In spite of this the divisional court paused for thought in July 2018 following the case of Shumba, Bechian and Henta v France  EWHC 1762 (Admin), and found that the Appellants faced a real risk of Article 3 breach if extradited to France.
Harun Matin of National Legal Service acted for the third appellant, Mr Henta and with the expertise of Alison MacDonald QC and Emilie Pottle a vast amount of evidence was served to demonstrate to the divisional court that such a real risk existed.
This is a landmark case, as it is the first time in which the UK has considered the conditions of French prisons, following the criticism of such conditions by the Committee for the Prevention of Torture (CPT) in April 2017 and the release of statistics suggesting that some of the prisons were at 190% capacity.
The Court held at para. 87 that
“In relation to those four prisons, we are satisfied on the evidence that there may be substantial grounds for believing that the Appellants face a real risk of inhuman or degrading treatment if they are extradited”.
As a result the Court chose to adjourn to request further information on the specific risk to the three extraditees.
In November 2018, following a flurry of material served on both sides, the Court sat again to determine if such a real risk would still pertain.

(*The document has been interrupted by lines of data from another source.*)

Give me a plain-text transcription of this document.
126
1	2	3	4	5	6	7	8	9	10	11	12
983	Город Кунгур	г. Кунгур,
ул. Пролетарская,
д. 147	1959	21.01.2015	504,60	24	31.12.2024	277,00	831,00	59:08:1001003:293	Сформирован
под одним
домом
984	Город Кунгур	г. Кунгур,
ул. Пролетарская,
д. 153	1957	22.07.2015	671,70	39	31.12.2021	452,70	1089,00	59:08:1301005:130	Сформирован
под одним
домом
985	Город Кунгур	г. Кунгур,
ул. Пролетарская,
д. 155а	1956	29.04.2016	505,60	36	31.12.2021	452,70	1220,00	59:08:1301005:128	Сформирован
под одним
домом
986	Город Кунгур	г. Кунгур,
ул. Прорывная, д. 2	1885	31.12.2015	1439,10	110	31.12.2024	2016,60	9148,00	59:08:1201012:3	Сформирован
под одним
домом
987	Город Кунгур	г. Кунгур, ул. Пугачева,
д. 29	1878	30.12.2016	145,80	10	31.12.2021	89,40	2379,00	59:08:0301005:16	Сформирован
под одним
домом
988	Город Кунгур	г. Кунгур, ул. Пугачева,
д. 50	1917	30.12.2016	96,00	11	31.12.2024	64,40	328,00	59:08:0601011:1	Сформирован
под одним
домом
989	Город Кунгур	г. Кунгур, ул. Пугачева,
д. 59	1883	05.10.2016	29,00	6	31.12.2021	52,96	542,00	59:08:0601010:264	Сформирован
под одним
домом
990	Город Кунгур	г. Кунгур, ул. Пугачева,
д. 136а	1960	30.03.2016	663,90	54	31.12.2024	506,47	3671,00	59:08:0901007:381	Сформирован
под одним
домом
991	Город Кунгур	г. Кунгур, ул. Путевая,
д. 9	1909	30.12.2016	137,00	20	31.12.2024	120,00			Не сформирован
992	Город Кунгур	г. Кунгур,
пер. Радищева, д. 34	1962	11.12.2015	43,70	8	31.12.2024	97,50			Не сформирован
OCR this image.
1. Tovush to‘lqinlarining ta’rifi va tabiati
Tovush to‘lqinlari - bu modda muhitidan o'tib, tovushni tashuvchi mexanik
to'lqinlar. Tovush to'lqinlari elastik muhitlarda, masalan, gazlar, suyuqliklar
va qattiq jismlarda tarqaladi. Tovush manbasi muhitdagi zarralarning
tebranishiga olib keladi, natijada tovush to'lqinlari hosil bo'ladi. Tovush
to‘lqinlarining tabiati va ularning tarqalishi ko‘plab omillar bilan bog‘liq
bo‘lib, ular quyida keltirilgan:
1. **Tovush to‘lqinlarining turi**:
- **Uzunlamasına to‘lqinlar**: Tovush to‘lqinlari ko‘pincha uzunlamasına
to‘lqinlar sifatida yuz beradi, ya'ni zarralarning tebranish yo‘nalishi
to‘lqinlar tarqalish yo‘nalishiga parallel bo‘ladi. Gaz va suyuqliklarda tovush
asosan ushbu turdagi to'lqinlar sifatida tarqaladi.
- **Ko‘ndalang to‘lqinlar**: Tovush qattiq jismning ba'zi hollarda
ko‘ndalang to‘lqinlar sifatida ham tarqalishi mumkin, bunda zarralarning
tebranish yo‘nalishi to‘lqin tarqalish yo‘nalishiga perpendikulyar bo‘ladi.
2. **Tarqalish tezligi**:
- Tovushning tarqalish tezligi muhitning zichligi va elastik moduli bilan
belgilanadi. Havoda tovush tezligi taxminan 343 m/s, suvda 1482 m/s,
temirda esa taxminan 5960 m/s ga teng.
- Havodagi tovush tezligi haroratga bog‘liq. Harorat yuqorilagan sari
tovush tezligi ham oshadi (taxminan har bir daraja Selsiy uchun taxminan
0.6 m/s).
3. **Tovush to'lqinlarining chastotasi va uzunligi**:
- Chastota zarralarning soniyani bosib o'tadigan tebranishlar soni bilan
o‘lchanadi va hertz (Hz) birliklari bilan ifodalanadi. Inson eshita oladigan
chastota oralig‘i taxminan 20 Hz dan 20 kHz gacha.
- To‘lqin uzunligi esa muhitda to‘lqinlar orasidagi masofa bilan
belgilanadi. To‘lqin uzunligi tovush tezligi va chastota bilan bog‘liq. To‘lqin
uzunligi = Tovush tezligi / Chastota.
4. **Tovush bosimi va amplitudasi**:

Ultimately the Court found that, on the basis of the further information served by the French Judicial Authority, the risk no longer existed in relation to the appellants. The actions of Allison Macdonald QC (representing Mr Bechian, Mr Shumba and Mr Henta) and Emilie Pottle (representing Mr Henta and Mr Bechian) and Saorise Towshend (representing Mr Shumba) as well as National Legal Service solicitor undoubtedly contributed to the French authorities’ specific guarantees of the three appellants rights, as well as to more generally shine a light on the actions of the French authorities.
The scrutiny of extraditing states is another level of international accountability, essential to protecting and advancing the rights of those detained in custody.